Saturday, February 8, 2014

Sandman Mystery Theatre #6 (Sep 1993)

Sandman Mystery Theatre #6: "The Face" Act Two
Written by Matt Wagner
Art by John Watkiss
Colors by David Hornung
Letters by John Costanza
Edited by Shelly Roeberg and Karen Berger
Cover by Gavin Wilson

Curtain up.

The Sandman skulks around a large house in Chinatown when someone creeps up on him with an axe.  It looks like the same man who killed the standup comedian Ling Hoon, who may in fact be a mercenary capable of changing his facial appearance.  A killer known as "The Face".

Anyway, the Face swings his powerful axe right into the Sandman's back, bringing the vigilante down to his knees.  But luckily, Wesley Dodds wore a plate of metal under his trench coat which functioned as a shield and saved his spine.  He throws the metal at the axeman, creating enough of a distraction to get his gas gun out.

The Sandman grabs his jacket and slips out of the house through the window he came in.  He jumps in his car and drives off.

Meanwhile, in the same house he was sneaking around in, the heads of the Lei Feng have met to discuss their declaration of war against the Huo Yibai for killing two of their people.  The Lei Feng want blood, demanding counterattacks to salvage their pride and honor and maintain the appearance of strength and order.

The only dissenting opinion is Zhang Chai Lao, the lawyer better known as Jimmy Shan to people outside Chinatown.  He cautions the Lei Feng not to strike at the Huo Yibai, that the attacks might be the work of a third force trying to reignite old Tong rivalries and plunge them into war.

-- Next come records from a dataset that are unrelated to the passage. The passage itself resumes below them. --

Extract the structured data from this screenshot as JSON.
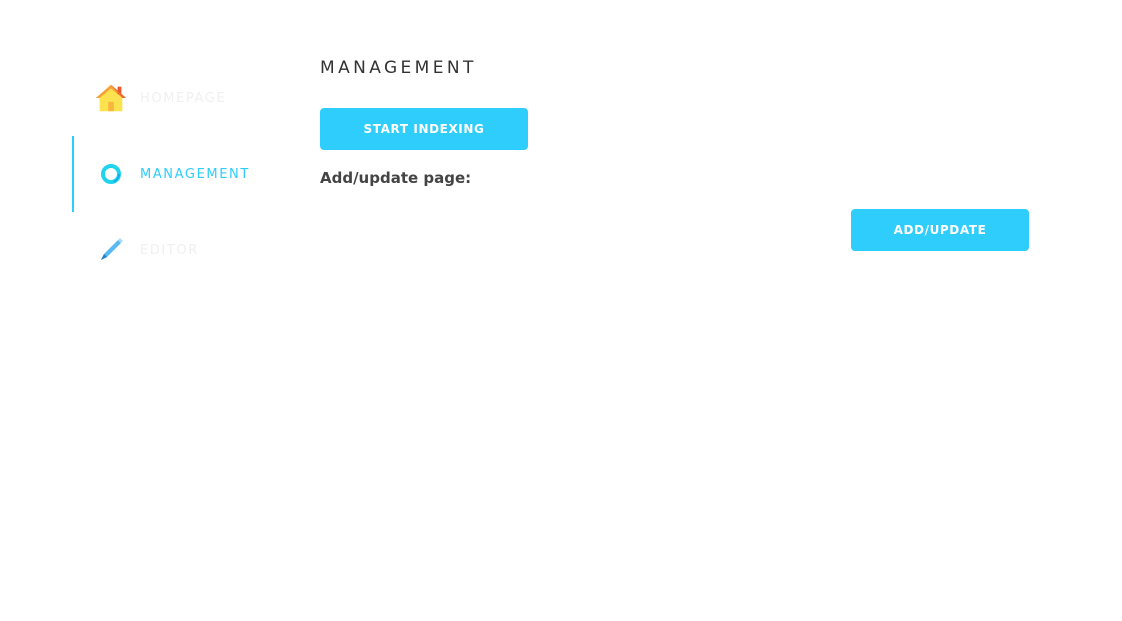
{
  "sidebar": {
    "items": [
      {
        "label": "Homepage",
        "icon": "home-icon",
        "active": false
      },
      {
        "label": "Management",
        "icon": "ring-icon",
        "active": true
      },
      {
        "label": "Editor",
        "icon": "pencil-icon",
        "active": false
      }
    ]
  },
  "main": {
    "title": "MANAGEMENT",
    "start_indexing_label": "START INDEXING",
    "add_update_page_label": "Add/update page:",
    "add_update_button_label": "ADD/UPDATE"
  },
  "colors": {
    "accent": "#2fcdfb",
    "title_text": "#333333",
    "label_text": "#444444"
  }
}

Any words of caution that might have gotten through to the group are muted, however, when one of the lord's servants--the axeman who might be the Face--informs them that an intruder was discovered trying to spy on their meeting.  The Lei Feng assume the spy was of the Huo Yibai and their bloodlust returns.

After being blown off by Jimmy Shan and then Wesley Dodds, Dian Belmont finally finds a friend to spend the evening with.  She and a girlfriend go to the Palais Royale club, where they watch a group of teenagers dancing to the Jitterbug.  In her narration, Dian comments about witnessing this kind of music and dancing in Harlem and it seeming so free and natural, but in this part of town with these kids, it seems "desperate."  Is this Matt Wagner commenting on how mainstream (white) culture tries to emulate and/ore steal the styles of black culture?

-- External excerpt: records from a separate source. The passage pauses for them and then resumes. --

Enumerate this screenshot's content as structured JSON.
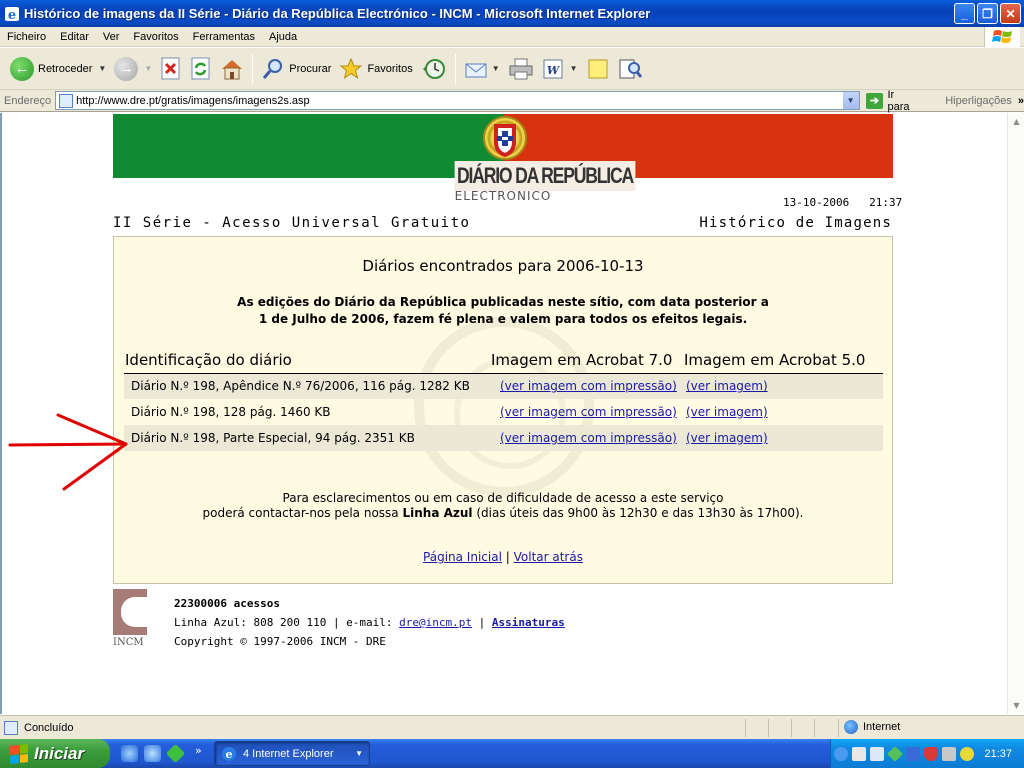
{
  "window": {
    "title": "Histórico de imagens da II Série - Diário da República Electrónico - INCM - Microsoft Internet Explorer"
  },
  "menu": [
    "Ficheiro",
    "Editar",
    "Ver",
    "Favoritos",
    "Ferramentas",
    "Ajuda"
  ],
  "toolbar": {
    "back_label": "Retroceder",
    "search_label": "Procurar",
    "favorites_label": "Favoritos"
  },
  "address": {
    "label": "Endereço",
    "url": "http://www.dre.pt/gratis/imagens/imagens2s.asp",
    "go_label": "Ir para",
    "links_label": "Hiperligações"
  },
  "page": {
    "logo_main": "DIÁRIO DA REPÚBLICA",
    "logo_sub": "ELECTRÓNICO",
    "date": "13-10-2006",
    "time": "21:37",
    "series_title": "II Série - Acesso Universal Gratuito",
    "history_title": "Histórico de Imagens",
    "found_heading": "Diários encontrados para 2006-10-13",
    "notice_line1": "As edições do Diário da República publicadas neste sítio, com data posterior a",
    "notice_line2": "1 de Julho de 2006, fazem fé plena e valem para todos os efeitos legais.",
    "columns": [
      "Identificação do diário",
      "Imagem em Acrobat 7.0",
      "Imagem em Acrobat 5.0"
    ],
    "rows": [
      {
        "id": "Diário N.º 198, Apêndice N.º 76/2006, 116 pág. 1282 KB",
        "acrobat7": "(ver imagem com impressão)",
        "acrobat5": "(ver imagem)"
      },
      {
        "id": "Diário N.º 198, 128 pág. 1460 KB",
        "acrobat7": "(ver imagem com impressão)",
        "acrobat5": "(ver imagem)"
      },
      {
        "id": "Diário N.º 198, Parte Especial, 94 pág. 2351 KB",
        "acrobat7": "(ver imagem com impressão)",
        "acrobat5": "(ver imagem)"
      }
    ],
    "contact_line1": "Para esclarecimentos ou em caso de dificuldade de acesso a este serviço",
    "contact_line2_pre": "poderá contactar-nos pela nossa",
    "contact_line2_bold": "Linha Azul",
    "contact_line2_post": "(dias úteis das 9h00 às 12h30 e das 13h30 às 17h00).",
    "home_link": "Página Inicial",
    "link_separator": "|",
    "back_link": "Voltar atrás"
  },
  "footer": {
    "logo_text": "INCM",
    "access_count": "22300006 acessos",
    "phone_text": "Linha Azul: 808 200 110 | e-mail:",
    "email": "dre@incm.pt",
    "separator": "|",
    "subscriptions": "Assinaturas",
    "copyright": "Copyright © 1997-2006 INCM - DRE"
  },
  "status": {
    "text": "Concluído",
    "zone": "Internet"
  },
  "taskbar": {
    "start_label": "Iniciar",
    "task_label": "4 Internet Explorer",
    "clock": "21:37"
  },
  "colors": {
    "flag_green": "#108a33",
    "flag_red": "#d6330e",
    "panel_bg": "#fffbe3",
    "link": "#1a1aa6",
    "arrow": "#e00000"
  }
}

Dian confides that she is still attracted to Jimmy, but is it something specific about him that appeals to her?  Something he represents or something he gives her?

Across town, Wesley Dodds gets home, strips off his Sandman garb and examines the metal body armor that saved his life.

The next day, the Mayor calls Chief Ross O'Donald and DA Larry Belmont into his office.  He's worried that the murders in Chinatown will erupt into full-scale war amongst the Tongs and wants some unruly Chinese arrested as a show of law and order.  Belmont's prejudices against the Asian community make themselves well known, the but Mayor quashes his attitude in the office.  (Say, the Mayor looks a little bit like the rich guy who met the Face in a limousine back in issue #5.  He's even smoking a cigar, too...)

Later, Dian makes a date with Jimmy, which just pisses her father off all the more.  He warns Dian that Jimmy might be involved in some of the beheading crimes, then leaves in a huff, knowing that if Jimmy is dangerous, that would probably just excite Dian.  Despite her anger with her father, the idea is not so ridiculous to Dian.  She thinks she saw the head of Ling Hoon delivered in a package to Jimmy's door.  She's making plans with him because she wants to know how deeply involved in these bloody events.

During her dinner with Jimmy, she is prevented from directly confronting him about his involvement, first by Herman Ross, the philanthropist, and then by Wesley Dodds, who makes up some excuse to be there even though he's clearly spying on Jimmy or Dian.

Outside the Cotton Club, a young paperboy is accosted by a homeless dreg wanting a paper.  A bouncer outside the club makes the paperboy give the homeless what he wants and then kicks him back into an alley.  As the seemingly drunken homeless man shuffles off, he opens the paper to a page with a personal message for The Face demanding another kill.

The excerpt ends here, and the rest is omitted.